“Shoulder ache?”
“Not much. I’m all right, I tell you, Doctor. Can’t you get over the idea that a preacher is a man of straw? Why, I—will you try a wrestle with me, sometime—when my shoulder’s fit again?”
Red laughed. “Down you in two minutes and fifteen seconds,” he prophesied.
“Try it, and see.” And Black walked back into the church, his cheek losing its pallor in a hurry.
On that Sunday the Lockharts, his first entertainers, insisted that he come to dinner. Though he had kept his slung shoulder and arm under his gown, the facts showed plainly, and the congregation was full of sympathy. With his housekeeper away, Black could find no way out, though he would have much preferred remaining quietly in his study, with four cups of coffee of his own amateur making, and whatever he could find in his larder left over from Saturday.
So he went to the Lockharts’, and there he met a person who had been in his congregation that morning, but whom he had not noted. She had seen that he had not noted her, but she had made up her mind that such blindness should not long continue. Her appearance was one well calculated to arrest the eye of man, and Black’s eye, though it was accustomed to dwell longer upon man than upon woman, was not one calculated by Nature to be altogether and indefinitely undiscerning.

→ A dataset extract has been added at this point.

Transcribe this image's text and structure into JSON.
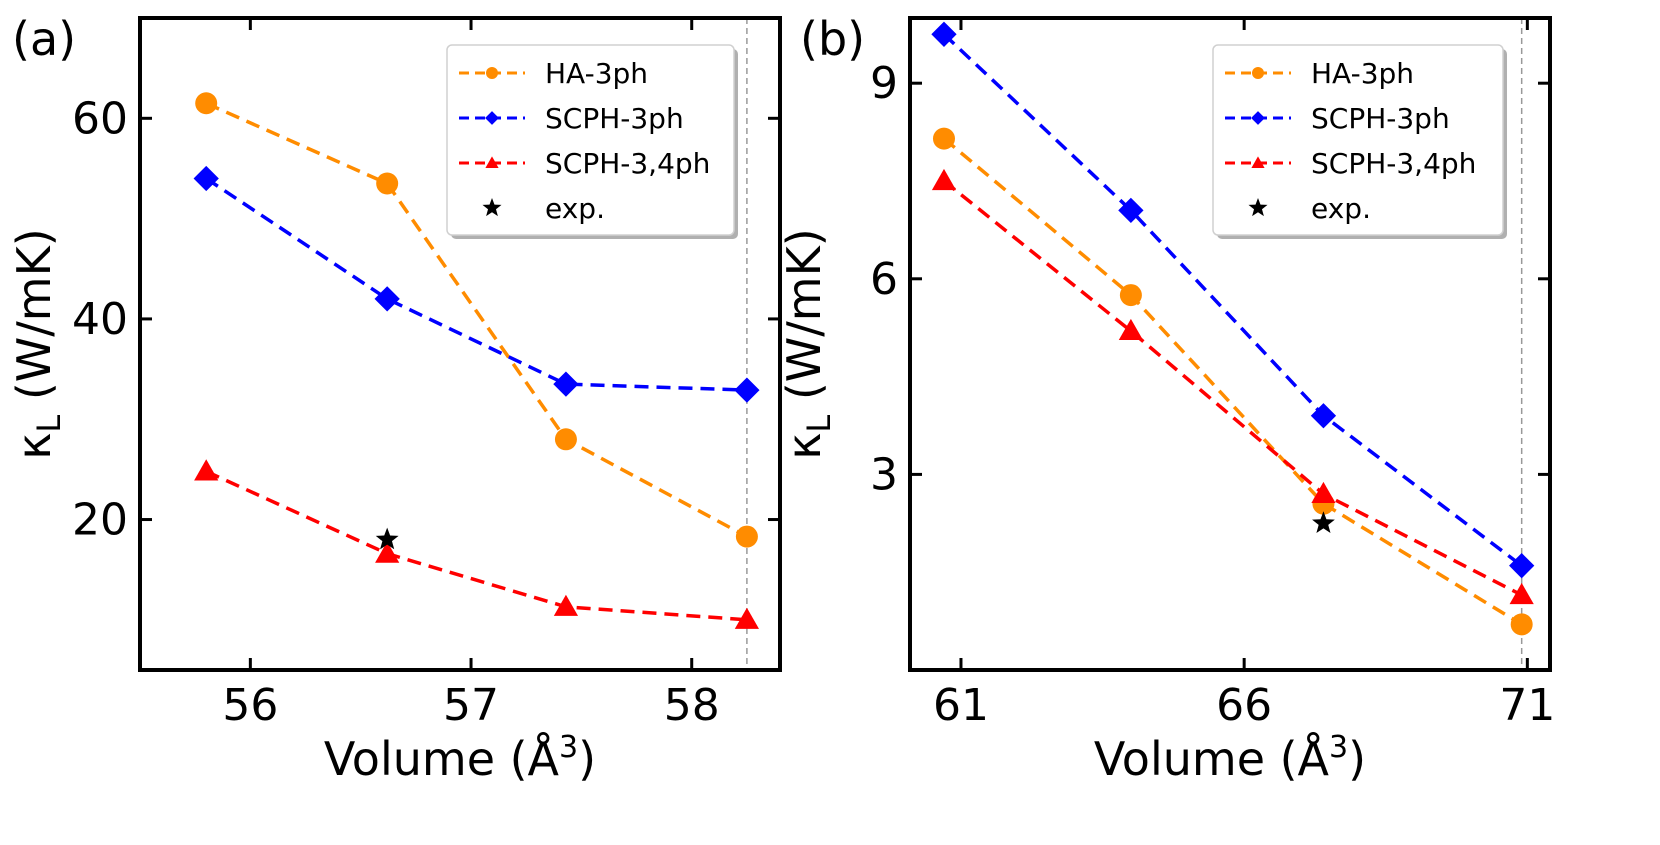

With Annette Lockhart, daughter of the house, the guest, Miss Frances Fitch, a former school friend, held a brief consultation just before Black’s arrival.
“Think he’s the sort to fall for chaste severity, or feminine frivolity, when it comes to dress, Nanny?”
Miss Lockhart looked her friend over. “You’re just the same old plotter, aren’t you, Fanny Fitch?” she observed, frankly. “Well, it will take all you can do, and then some, if you expect to interest Mr. Black. But—if you want my advice—I should say chaste severity was your line.”